Basen – gra na zwłokę?
Czy wody z basenu nadal ucieka? – pytał 23 lipca na sesji rady Miejskiej w Zdunach radny Artur wiatrak. Chodziło o problem, który występował w poprzednich latach.
Masz zdjęia lub film do tego artykułu? Wyślij je do nas!
W minionych latach trzeba było dopuszczać wody, co miało zniknąć po modernizacji niecki basenowej, którą wykonano na zlecenie miasta przed tegorocznymi wakacjami. Te i inne prace na basenie kosztowały nieco ponad 100 tys. zł.
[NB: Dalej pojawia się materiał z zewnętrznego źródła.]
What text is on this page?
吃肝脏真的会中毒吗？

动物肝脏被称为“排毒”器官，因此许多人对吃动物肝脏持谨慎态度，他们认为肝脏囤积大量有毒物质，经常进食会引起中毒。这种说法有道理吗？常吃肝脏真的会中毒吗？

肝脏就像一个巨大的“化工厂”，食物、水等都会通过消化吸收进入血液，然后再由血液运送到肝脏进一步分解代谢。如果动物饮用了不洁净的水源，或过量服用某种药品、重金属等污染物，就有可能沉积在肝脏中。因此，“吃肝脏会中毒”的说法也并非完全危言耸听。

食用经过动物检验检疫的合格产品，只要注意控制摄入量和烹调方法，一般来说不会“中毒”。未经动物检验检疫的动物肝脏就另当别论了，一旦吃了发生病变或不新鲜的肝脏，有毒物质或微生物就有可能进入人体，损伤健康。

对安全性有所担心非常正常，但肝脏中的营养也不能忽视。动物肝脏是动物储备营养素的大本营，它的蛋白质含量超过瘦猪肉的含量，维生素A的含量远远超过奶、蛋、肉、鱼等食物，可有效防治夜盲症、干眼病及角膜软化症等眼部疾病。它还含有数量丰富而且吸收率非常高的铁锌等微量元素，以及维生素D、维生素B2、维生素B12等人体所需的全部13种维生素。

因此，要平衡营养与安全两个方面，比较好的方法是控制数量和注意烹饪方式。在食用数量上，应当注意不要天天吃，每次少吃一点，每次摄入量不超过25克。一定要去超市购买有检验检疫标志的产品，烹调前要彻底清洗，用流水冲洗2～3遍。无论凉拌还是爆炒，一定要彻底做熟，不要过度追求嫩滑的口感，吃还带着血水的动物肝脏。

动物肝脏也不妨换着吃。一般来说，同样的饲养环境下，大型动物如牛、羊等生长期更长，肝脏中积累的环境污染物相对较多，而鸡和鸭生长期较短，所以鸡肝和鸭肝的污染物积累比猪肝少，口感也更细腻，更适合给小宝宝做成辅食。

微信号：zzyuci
– Po wykonaniu prac remontowych jest zdecydowanie lepiej – zapewnił Tomasz Chudy (49 l.), burmistrz Zdun. – Wody ubywa na tyle niewiele, że można to uznać za wynik parowania – wyjaśnił dodając, że nie ma sensu robić badań. – Ubytki nie powodują perturbacji z jakością wody, jakie zdarzały się w latach poprzednich – uzasadnił. Kiedyś dopuszczano tak dużo wody, że proces uzdatniania wymagał wiele wysiłku.
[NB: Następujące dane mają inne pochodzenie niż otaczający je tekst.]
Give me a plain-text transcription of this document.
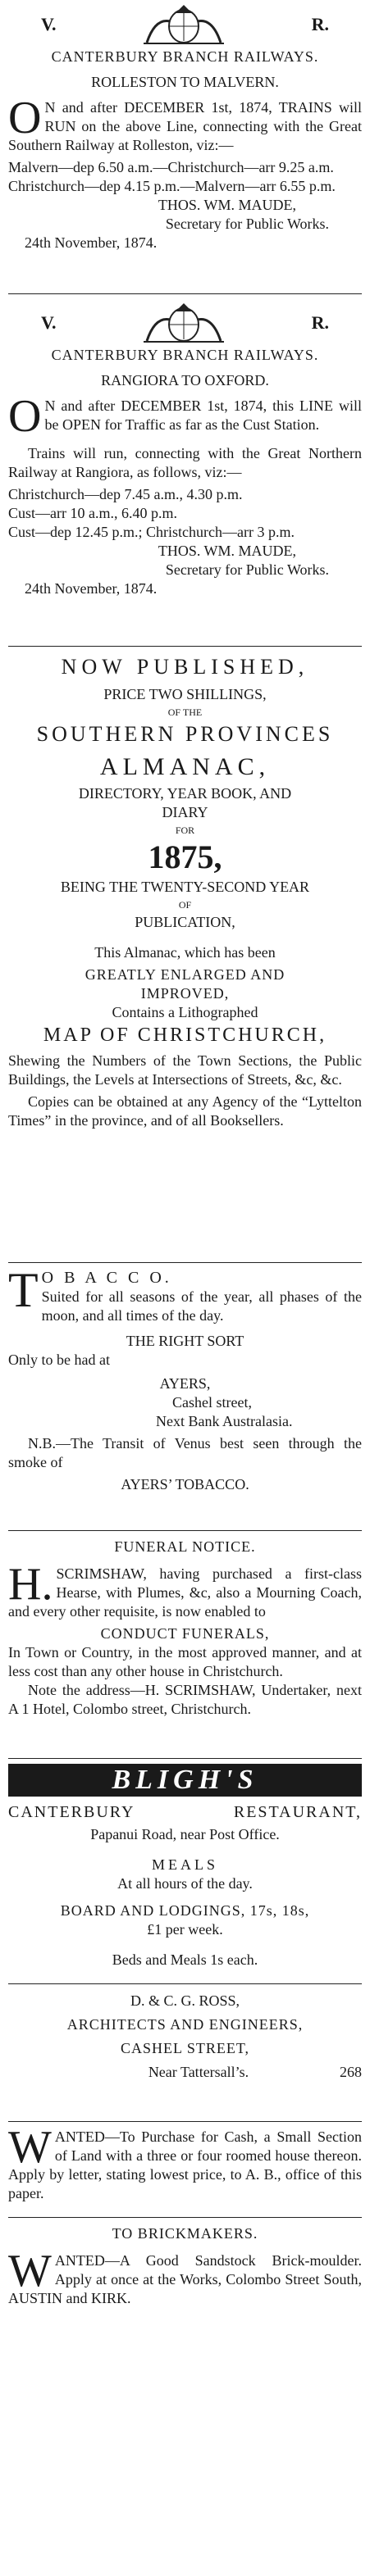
V.	R.
CANTERBURY BRANCH RAILWAYS.
ROLLESTON TO MALVERN.
O N and after DECEMBER 1st, 1874, TRAINS will RUN on the above Line, connecting with the Great Southern Railway at Rolleston, viz:—
Malvern—dep 6.50 a.m.—Christchurch—arr 9.25 a.m.
Christchurch—dep 4.15 p.m.—Malvern—arr 6.55 p.m.
THOS. WM. MAUDE,
Secretary for Public Works.
24th November, 1874.
V.	R.
CANTERBURY BRANCH RAILWAYS.
RANGIORA TO OXFORD.
O N and after DECEMBER 1st, 1874, this LINE will be OPEN for Traffic as far as the Cust Station.
Trains will run, connecting with the Great Northern Railway at Rangiora, as follows, viz:—
Christchurch—dep 7.45 a.m., 4.30 p.m.
Cust—arr 10 a.m., 6.40 p.m.
Cust—dep 12.45 p.m.; Christchurch—arr 3 p.m.
THOS. WM. MAUDE,
Secretary for Public Works.
24th November, 1874.
NOW PUBLISHED,
PRICE TWO SHILLINGS,
OF THE
SOUTHERN PROVINCES
ALMANAC,
DIRECTORY, YEAR BOOK, AND
DIARY
FOR
1875,
BEING THE TWENTY-SECOND YEAR
OF
PUBLICATION,
This Almanac, which has been
GREATLY ENLARGED AND
IMPROVED,
Contains a Lithographed
MAP OF CHRISTCHURCH,
Shewing the Numbers of the Town Sections, the Public Buildings, the Levels at Intersections of Streets, &c, &c.
Copies can be obtained at any Agency of the “Lyttelton Times” in the province, and of all Booksellers.
T O B A C C O.
Suited for all seasons of the year, all phases of the moon, and all times of the day.
THE RIGHT SORT
Only to be had at
AYERS,
Cashel street,
Next Bank Australasia.
N.B.—The Transit of Venus best seen through the smoke of
AYERS’ TOBACCO.
FUNERAL NOTICE.
H. SCRIMSHAW, having purchased a first-class Hearse, with Plumes, &c, also a Mourning Coach, and every other requisite, is now enabled to
CONDUCT FUNERALS,
In Town or Country, in the most approved manner, and at less cost than any other house in Christchurch.
Note the address—H. SCRIMSHAW, Undertaker, next A 1 Hotel, Colombo street, Christchurch.
BLIGH'S
CANTERBURY	RESTAURANT,
Papanui Road, near Post Office.
MEALS
At all hours of the day.
BOARD AND LODGINGS, 17s, 18s,
£1 per week.
Beds and Meals 1s each.
D. & C. G. ROSS,
ARCHITECTS AND ENGINEERS,
CASHEL STREET,
Near Tattersall’s.	268
WANTED—To Purchase for Cash, a Small Section of Land with a three or four roomed house thereon. Apply by letter, stating lowest price, to A. B., office of this paper.
TO BRICKMAKERS.
WANTED—A Good Sandstock Brick-moulder. Apply at once at the Works, Colombo Street South, AUSTIN and KIRK.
Burmistrz ubolewał, że ostatnio dobrej pogody było jak na lekarstwo, wobec czego pieniądze na utrzymanie basenu wydawane są z żalem. – Z drugiej strony nietrudno sobie wyobrazić reakcję ludzi, którzy odbijaliby się od drzwi pływalni, gdybyśmy go zamknęli – stwierdził.
Przy okazji radni dowiedzieli, że generalny remont basenu w Zdunach będzie kosztował 1,2 mln zł. – W następnych latach zobaczymy jednak, czy takie radykalne działanie okaże się niezbędne. Jeśli nie, będziemy grali na zwłokę – podkreślił Tomasz Chudy (49 l.).